Hero of Re-Germanisation

Der saturation-level von Top-Playern und High-Potentials im Kabinett Merkel II ist anerkannt hoch, dennoch gibt es einen deutlichen peak: den Kabinettskollegen und minister of silly talks Ramsauer.

Der ist zur Zeit mit einer Roadshow zum Thema applicability, usability and perceivability of german terms in everyday ministerial language unterwegs.

Findings: Klapprechner statt tragbares Elektronengehirn im aktentaschentauglichen Format wird ganz gut angenommen, ebenso Billetautomat statt ticket machine und Ramsauer statt jerk.
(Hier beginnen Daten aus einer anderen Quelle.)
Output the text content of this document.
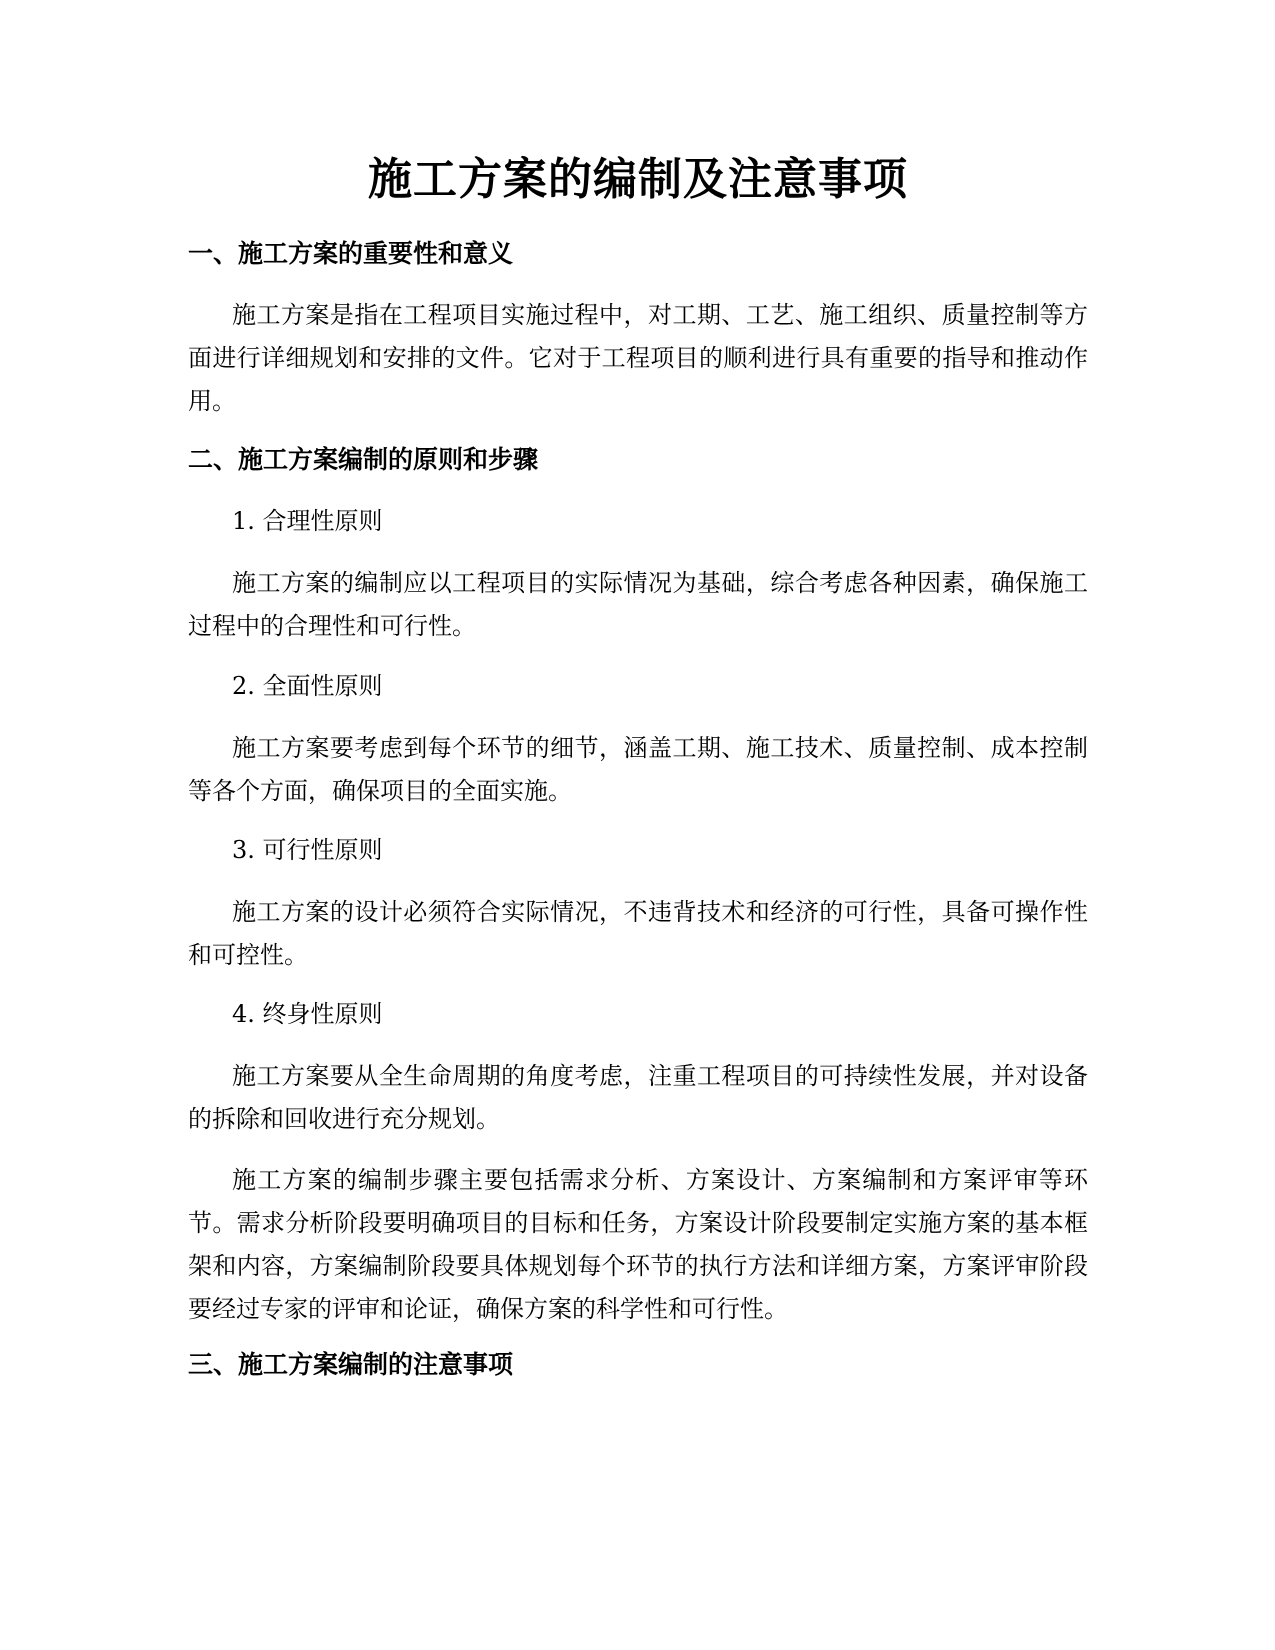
施工方案的编制及注意事项
一、施工方案的重要性和意义

施工方案是指在工程项目实施过程中，对工期、工艺、施工组织、质量控制等方面进行详细规划和安排的文件。它对于工程项目的顺利进行具有重要的指导和推动作用。

二、施工方案编制的原则和步骤

1. 合理性原则

施工方案的编制应以工程项目的实际情况为基础，综合考虑各种因素，确保施工过程中的合理性和可行性。

2. 全面性原则

施工方案要考虑到每个环节的细节，涵盖工期、施工技术、质量控制、成本控制等各个方面，确保项目的全面实施。

3. 可行性原则

施工方案的设计必须符合实际情况，不违背技术和经济的可行性，具备可操作性和可控性。

4. 终身性原则

施工方案要从全生命周期的角度考虑，注重工程项目的可持续性发展，并对设备的拆除和回收进行充分规划。

施工方案的编制步骤主要包括需求分析、方案设计、方案编制和方案评审等环节。需求分析阶段要明确项目的目标和任务，方案设计阶段要制定实施方案的基本框架和内容，方案编制阶段要具体规划每个环节的执行方法和详细方案，方案评审阶段要经过专家的评审和论证，确保方案的科学性和可行性。

三、施工方案编制的注意事项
Etwas weniger gut angenommen wird Hilfsstelle für telefonische Notrufe statt First Level Support, Hilfsstelle zweiten Grades für telefonische Notrufe statt Second Level Support, Hilfsstelle dritten Grades für telefonische Notrufe statt Third Level Support und Speichelleckerei statt Key User Support.
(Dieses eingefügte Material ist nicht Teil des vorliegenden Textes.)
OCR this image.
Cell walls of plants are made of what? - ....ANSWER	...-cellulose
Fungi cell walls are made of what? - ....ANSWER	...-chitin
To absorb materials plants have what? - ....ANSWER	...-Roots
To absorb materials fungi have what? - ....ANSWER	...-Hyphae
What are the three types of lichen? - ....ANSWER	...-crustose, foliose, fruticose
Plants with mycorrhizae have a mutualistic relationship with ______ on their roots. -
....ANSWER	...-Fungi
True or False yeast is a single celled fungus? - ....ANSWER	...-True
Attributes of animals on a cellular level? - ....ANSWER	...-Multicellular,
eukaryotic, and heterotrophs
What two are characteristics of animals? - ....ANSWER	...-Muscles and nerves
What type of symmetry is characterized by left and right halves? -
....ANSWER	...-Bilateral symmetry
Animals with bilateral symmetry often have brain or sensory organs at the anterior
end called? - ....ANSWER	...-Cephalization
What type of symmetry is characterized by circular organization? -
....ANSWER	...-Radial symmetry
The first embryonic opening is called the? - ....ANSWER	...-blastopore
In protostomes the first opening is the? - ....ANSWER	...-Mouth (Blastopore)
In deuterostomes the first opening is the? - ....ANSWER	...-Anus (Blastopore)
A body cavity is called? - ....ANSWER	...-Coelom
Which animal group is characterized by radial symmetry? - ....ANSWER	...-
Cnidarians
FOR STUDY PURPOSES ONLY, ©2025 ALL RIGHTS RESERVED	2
Lessons learned für Ramsauer: “Dem Volk aufs Maul geschaut! Und schon weiß ich, was die Nöte, Sorgen und Probleme der Menschen sind. Und vor allen Dingen, was ich zu tun habe, um Abhilfe zu schaffen.”
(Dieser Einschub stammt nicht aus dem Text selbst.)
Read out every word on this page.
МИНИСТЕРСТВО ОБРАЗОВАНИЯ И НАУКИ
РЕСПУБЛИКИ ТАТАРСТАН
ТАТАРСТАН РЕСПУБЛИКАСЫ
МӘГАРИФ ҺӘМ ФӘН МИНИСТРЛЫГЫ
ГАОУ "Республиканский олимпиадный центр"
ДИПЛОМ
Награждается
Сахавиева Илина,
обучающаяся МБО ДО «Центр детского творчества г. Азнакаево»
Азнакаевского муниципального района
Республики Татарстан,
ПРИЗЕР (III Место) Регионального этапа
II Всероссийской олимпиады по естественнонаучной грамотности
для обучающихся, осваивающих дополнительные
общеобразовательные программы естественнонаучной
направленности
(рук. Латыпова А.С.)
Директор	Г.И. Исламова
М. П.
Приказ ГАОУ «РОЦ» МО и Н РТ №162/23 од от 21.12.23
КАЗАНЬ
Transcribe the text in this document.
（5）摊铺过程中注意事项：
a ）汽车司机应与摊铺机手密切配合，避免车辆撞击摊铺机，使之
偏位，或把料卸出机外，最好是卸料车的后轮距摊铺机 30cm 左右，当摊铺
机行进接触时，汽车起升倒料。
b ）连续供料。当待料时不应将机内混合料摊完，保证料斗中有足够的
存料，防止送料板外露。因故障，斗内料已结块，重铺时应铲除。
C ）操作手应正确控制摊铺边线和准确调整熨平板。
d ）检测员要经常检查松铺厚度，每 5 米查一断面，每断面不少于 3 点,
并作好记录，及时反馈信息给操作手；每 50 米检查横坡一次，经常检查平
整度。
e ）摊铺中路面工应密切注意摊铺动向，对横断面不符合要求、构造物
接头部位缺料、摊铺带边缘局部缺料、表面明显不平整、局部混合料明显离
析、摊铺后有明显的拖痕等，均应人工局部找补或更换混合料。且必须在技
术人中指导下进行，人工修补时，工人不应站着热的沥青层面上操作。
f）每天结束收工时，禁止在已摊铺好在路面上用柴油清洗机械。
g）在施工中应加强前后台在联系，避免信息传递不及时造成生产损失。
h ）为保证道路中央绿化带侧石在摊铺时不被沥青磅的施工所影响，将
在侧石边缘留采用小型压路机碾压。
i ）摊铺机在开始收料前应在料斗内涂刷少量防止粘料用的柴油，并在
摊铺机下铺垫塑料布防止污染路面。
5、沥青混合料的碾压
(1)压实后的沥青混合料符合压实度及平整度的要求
Um Abhilfe zu schaffen soll nach dem Willen Ramsauers auch und first and foremost bei der Bahn ein decrease in the use of anglicisms effect taken. So soll es in Zukunft statt missing turnout heating fehlende Weichenheizung heißen, statt frozen overhead wires vereiste Oberleitung, statt door not operating Tür nicht benutzbar, statt wegen massiver Kostenreduzierung und fehlender Investitionen in Infrastruktur und rollendes Material in Hinblick auf Börsengang und Aufhübschung der Braut wegen Verzögerungen im Betriebsablauf und statt we apologize for any inconvenience Leckt uns am Arsch.